Institutions will also have to take into consideration the effects of Brexit on their relationships with entities in other EU Member States and on transactions in EU Markets. For example, a UK fund manager that has entered into OTC derivative transactions with a French bank would need to reconsider its clearing arrangements. These are currently subject to a single directly applicable EU law, the European Market Infrastructure Regulation. Unless, the EU recognises the clearing rules in the UK as equivalent to those in the EU, the manager would need to renegotiate its agreement with the French bank and the French bank will also have to impose requirements under the Bank Resolution and Recovery Directive on the fund manager by contract. Transactions in instruments traded on EU Markets will continue to be subject to the new EU Market Abuse Regulations which covers behaviour undertaken outside as well as within the EU.
Loan and hedging documentation governed by English law will, broadly speaking, be affected by Brexit in much the same way as other English law contractual documentation.
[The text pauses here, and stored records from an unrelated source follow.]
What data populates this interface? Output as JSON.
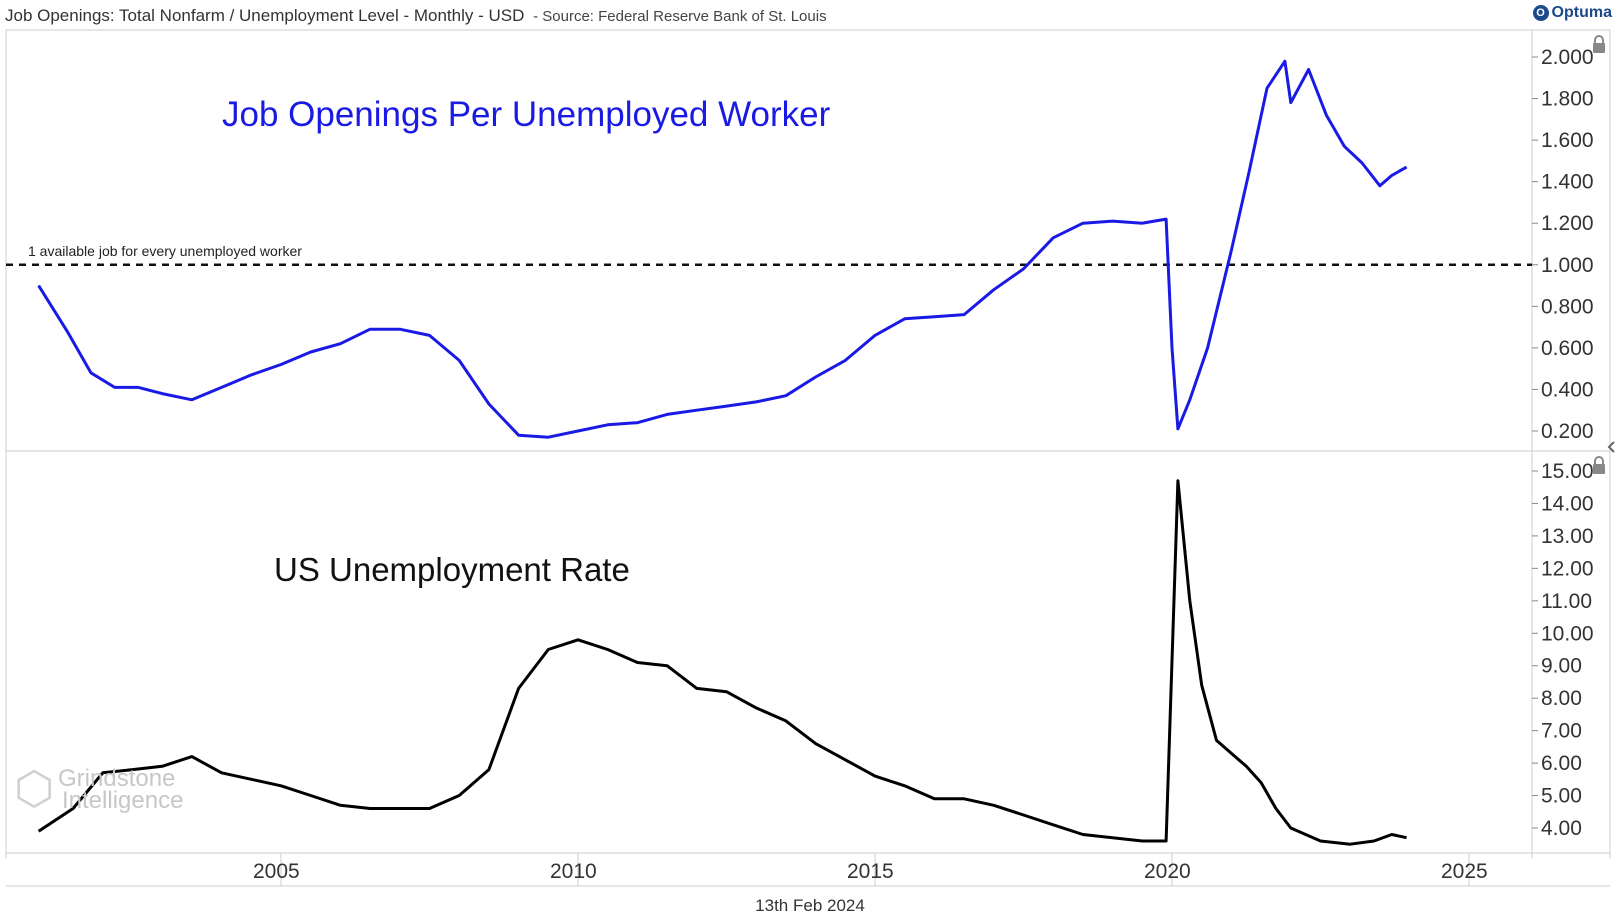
{
  "header": {
    "title": "Job Openings: Total Nonfarm / Unemployment Level - Monthly - USD",
    "source": "- Source: Federal Reserve Bank of St. Louis"
  },
  "logo": {
    "text": "Optuma"
  },
  "footer": {
    "date": "13th Feb 2024"
  },
  "watermark": {
    "line1": "Grindstone",
    "line2": "Intelligence"
  },
  "colors": {
    "openings_line": "#1a1ae6",
    "unemployment_line": "#000000",
    "grid": "#cccccc",
    "text": "#333333"
  },
  "chart_data": [
    {
      "type": "line",
      "title": "Job Openings Per Unemployed Worker",
      "annotation": "1 available job for every unemployed worker",
      "reference_line": 1.0,
      "ylim": [
        0.1,
        2.1
      ],
      "yticks": [
        "2.000",
        "1.800",
        "1.600",
        "1.400",
        "1.200",
        "1.000",
        "0.800",
        "0.600",
        "0.400",
        "0.200"
      ],
      "x": [
        2000.92,
        2001.4,
        2001.8,
        2002.2,
        2002.6,
        2003.0,
        2003.5,
        2004.0,
        2004.5,
        2005.0,
        2005.5,
        2006.0,
        2006.5,
        2007.0,
        2007.5,
        2008.0,
        2008.5,
        2009.0,
        2009.5,
        2010.0,
        2010.5,
        2011.0,
        2011.5,
        2012.0,
        2012.5,
        2013.0,
        2013.5,
        2014.0,
        2014.5,
        2015.0,
        2015.5,
        2016.0,
        2016.5,
        2017.0,
        2017.5,
        2018.0,
        2018.5,
        2019.0,
        2019.5,
        2019.9,
        2020.0,
        2020.1,
        2020.3,
        2020.6,
        2021.0,
        2021.3,
        2021.6,
        2021.9,
        2022.0,
        2022.3,
        2022.6,
        2022.9,
        2023.2,
        2023.5,
        2023.7,
        2023.95
      ],
      "y": [
        0.9,
        0.68,
        0.48,
        0.41,
        0.41,
        0.38,
        0.35,
        0.41,
        0.47,
        0.52,
        0.58,
        0.62,
        0.69,
        0.69,
        0.66,
        0.54,
        0.33,
        0.18,
        0.17,
        0.2,
        0.23,
        0.24,
        0.28,
        0.3,
        0.32,
        0.34,
        0.37,
        0.46,
        0.54,
        0.66,
        0.74,
        0.75,
        0.76,
        0.88,
        0.98,
        1.13,
        1.2,
        1.21,
        1.2,
        1.22,
        0.6,
        0.21,
        0.35,
        0.6,
        1.07,
        1.45,
        1.85,
        1.98,
        1.78,
        1.94,
        1.72,
        1.57,
        1.49,
        1.38,
        1.43,
        1.47
      ]
    },
    {
      "type": "line",
      "title": "US Unemployment Rate",
      "ylim": [
        3.2,
        15.2
      ],
      "yticks": [
        "15.00",
        "14.00",
        "13.00",
        "12.00",
        "11.00",
        "10.00",
        "9.00",
        "8.00",
        "7.00",
        "6.00",
        "5.00",
        "4.00"
      ],
      "x": [
        2000.92,
        2001.5,
        2002.0,
        2002.5,
        2003.0,
        2003.5,
        2004.0,
        2004.5,
        2005.0,
        2005.5,
        2006.0,
        2006.5,
        2007.0,
        2007.5,
        2008.0,
        2008.5,
        2009.0,
        2009.5,
        2010.0,
        2010.5,
        2011.0,
        2011.5,
        2012.0,
        2012.5,
        2013.0,
        2013.5,
        2014.0,
        2014.5,
        2015.0,
        2015.5,
        2016.0,
        2016.5,
        2017.0,
        2017.5,
        2018.0,
        2018.5,
        2019.0,
        2019.5,
        2019.9,
        2020.1,
        2020.3,
        2020.5,
        2020.75,
        2021.0,
        2021.25,
        2021.5,
        2021.75,
        2022.0,
        2022.5,
        2023.0,
        2023.4,
        2023.7,
        2023.95
      ],
      "y": [
        3.9,
        4.6,
        5.7,
        5.8,
        5.9,
        6.2,
        5.7,
        5.5,
        5.3,
        5.0,
        4.7,
        4.6,
        4.6,
        4.6,
        5.0,
        5.8,
        8.3,
        9.5,
        9.8,
        9.5,
        9.1,
        9.0,
        8.3,
        8.2,
        7.7,
        7.3,
        6.6,
        6.1,
        5.6,
        5.3,
        4.9,
        4.9,
        4.7,
        4.4,
        4.1,
        3.8,
        3.7,
        3.6,
        3.6,
        14.7,
        11.0,
        8.4,
        6.7,
        6.3,
        5.9,
        5.4,
        4.6,
        4.0,
        3.6,
        3.5,
        3.6,
        3.8,
        3.7
      ]
    }
  ],
  "x_axis": {
    "ticks": [
      {
        "label": "2005",
        "value": 2005
      },
      {
        "label": "2010",
        "value": 2010
      },
      {
        "label": "2015",
        "value": 2015
      },
      {
        "label": "2020",
        "value": 2020
      },
      {
        "label": "2025",
        "value": 2025
      }
    ]
  }
}
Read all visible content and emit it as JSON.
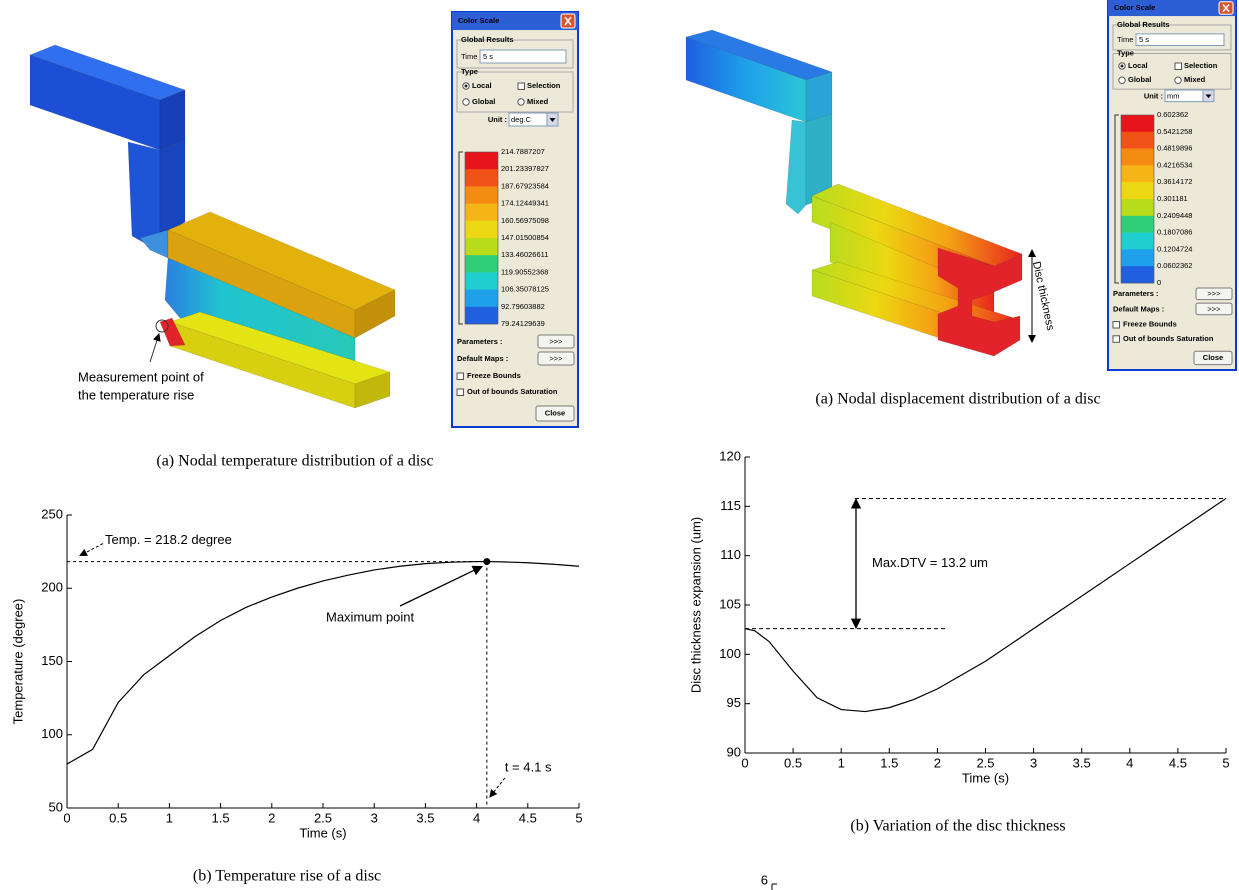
{
  "figures": [
    {
      "caption": "(a) Nodal temperature distribution of a disc",
      "annotation": [
        "Measurement point of",
        "the temperature rise"
      ],
      "color_scale": {
        "title": "Color Scale",
        "results_group": "Global Results",
        "time_label": "Time",
        "time_value": "5 s",
        "type_group": "Type",
        "options": [
          "Local",
          "Selection",
          "Global",
          "Mixed"
        ],
        "unit_label": "Unit :",
        "unit": "deg.C",
        "labels": [
          "214.7887207",
          "201.23397827",
          "187.67923584",
          "174.12449341",
          "160.56975098",
          "147.01500854",
          "133.46026611",
          "119.90552368",
          "106.35078125",
          "92.79603882",
          "79.24129639"
        ],
        "colors": [
          "#e8141c",
          "#f05218",
          "#f48c14",
          "#f5b516",
          "#ecd812",
          "#b9dc1a",
          "#2fcf7a",
          "#1fcfd0",
          "#1ea0ea",
          "#1f5fe0"
        ],
        "parameters": "Parameters :",
        "default_maps": "Default Maps :",
        "more_button": ">>>",
        "freeze_bounds": "Freeze Bounds",
        "saturation": "Out of bounds Saturation",
        "close": "Close"
      }
    },
    {
      "caption": "(a) Nodal displacement distribution of a disc",
      "annotation": [
        "Disc thickness"
      ],
      "color_scale": {
        "title": "Color Scale",
        "results_group": "Global Results",
        "time_label": "Time",
        "time_value": "5 s",
        "type_group": "Type",
        "options": [
          "Local",
          "Selection",
          "Global",
          "Mixed"
        ],
        "unit_label": "Unit :",
        "unit": "mm",
        "labels": [
          "0.602362",
          "0.5421258",
          "0.4819896",
          "0.4216534",
          "0.3614172",
          "0.301181",
          "0.2409448",
          "0.1807086",
          "0.1204724",
          "0.0602362",
          "0"
        ],
        "colors": [
          "#e8141c",
          "#f05218",
          "#f48c14",
          "#f5b516",
          "#ecd812",
          "#b9dc1a",
          "#2fcf7a",
          "#1fcfd0",
          "#1ea0ea",
          "#1f5fe0"
        ],
        "parameters": "Parameters :",
        "default_maps": "Default Maps :",
        "more_button": ">>>",
        "freeze_bounds": "Freeze Bounds",
        "saturation": "Out of bounds Saturation",
        "close": "Close"
      }
    }
  ],
  "chart_data": [
    {
      "type": "line",
      "caption": "(b) Temperature rise of a disc",
      "xlabel": "Time (s)",
      "ylabel": "Temperature (degree)",
      "x": [
        0,
        0.25,
        0.5,
        0.75,
        1,
        1.25,
        1.5,
        1.75,
        2,
        2.25,
        2.5,
        2.75,
        3,
        3.25,
        3.5,
        3.75,
        4,
        4.1,
        4.25,
        4.5,
        4.75,
        5
      ],
      "series": [
        {
          "color": "#000000",
          "values": [
            80,
            90,
            122,
            141,
            154,
            167,
            178,
            187,
            194,
            200,
            205,
            209,
            212.5,
            215,
            216.8,
            217.8,
            218.2,
            218.2,
            218,
            217.4,
            216.4,
            215
          ]
        }
      ],
      "xlim": [
        0,
        5
      ],
      "ylim": [
        50,
        250
      ],
      "xticks": [
        0,
        0.5,
        1,
        1.5,
        2,
        2.5,
        3,
        3.5,
        4,
        4.5,
        5
      ],
      "yticks": [
        50,
        100,
        150,
        200,
        250
      ],
      "max_point": {
        "x": 4.1,
        "y": 218.2
      },
      "annotations": {
        "max_value": "Temp. = 218.2 degree",
        "max_point": "Maximum point",
        "max_time": "t = 4.1 s"
      }
    },
    {
      "type": "line",
      "caption": "(b) Variation of the disc thickness",
      "xlabel": "Time (s)",
      "ylabel": "Disc thickness expansion (um)",
      "x": [
        0,
        0.1,
        0.25,
        0.5,
        0.75,
        1,
        1.25,
        1.5,
        1.75,
        2,
        2.5,
        3,
        3.5,
        4,
        4.5,
        5
      ],
      "series": [
        {
          "color": "#000000",
          "values": [
            102.6,
            102.4,
            101.3,
            98.3,
            95.6,
            94.4,
            94.2,
            94.6,
            95.4,
            96.5,
            99.3,
            102.6,
            105.9,
            109.2,
            112.5,
            115.8
          ]
        }
      ],
      "xlim": [
        0,
        5
      ],
      "ylim": [
        90,
        120
      ],
      "xticks": [
        0,
        0.5,
        1,
        1.5,
        2,
        2.5,
        3,
        3.5,
        4,
        4.5,
        5
      ],
      "yticks": [
        90,
        95,
        100,
        105,
        110,
        115,
        120
      ],
      "reference_values": [
        102.6,
        115.8
      ],
      "annotations": {
        "dtv": "Max.DTV = 13.2 um"
      }
    }
  ],
  "cropped_figure": {
    "ytick": 6
  }
}
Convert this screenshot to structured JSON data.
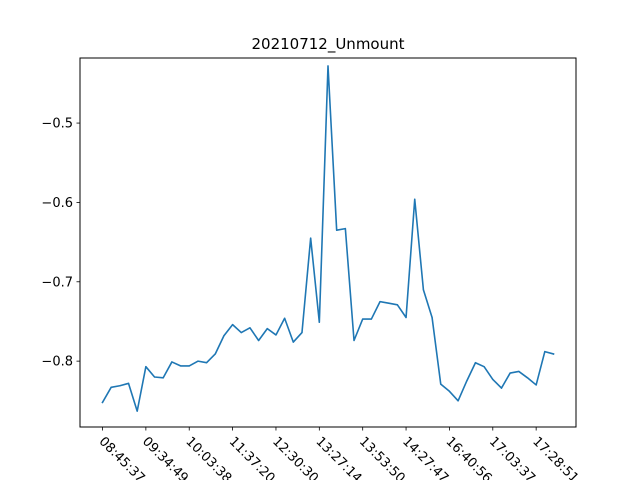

It does not seem likely that wholesale changes will need to be made to either the LMA or ISDA standard forms of documentation, but each institution should implement a review of the standard forms. The particular areas which we expect to come under scrutiny are: governing law (although the pre-EU position was in practical terms not unlike the EU Rome I and II position), jurisdiction (although there are a number of conventions which could be utilised to fill any gap left by Brexit), enforcement of judgments, increased costs and market disruption.
The standard forms of documents do contain a number of references to EU Regulations and Directives, but the interpretation provisions of the documents will provide that references to laws are to those laws as amended or re-enacted, so while any post Brexit new or replacement laws or regulations will, in time, find their way into revised forms of the standard documentation, any changes in this respect are unlikely to have any significant bearing on existing transaction documentation.
Individual transactions will need to be reviewed in light of Brexit though, and it may be that questions over the effect of force majeure, material adverse effect and early termination rights arise, as, over time, the ramifications of Brexit manifest themselves. The illegality clause may also come into effect, if UK and other European based institutions need to grapple with life after the flexibility offered by the Single Market Directives passporting system.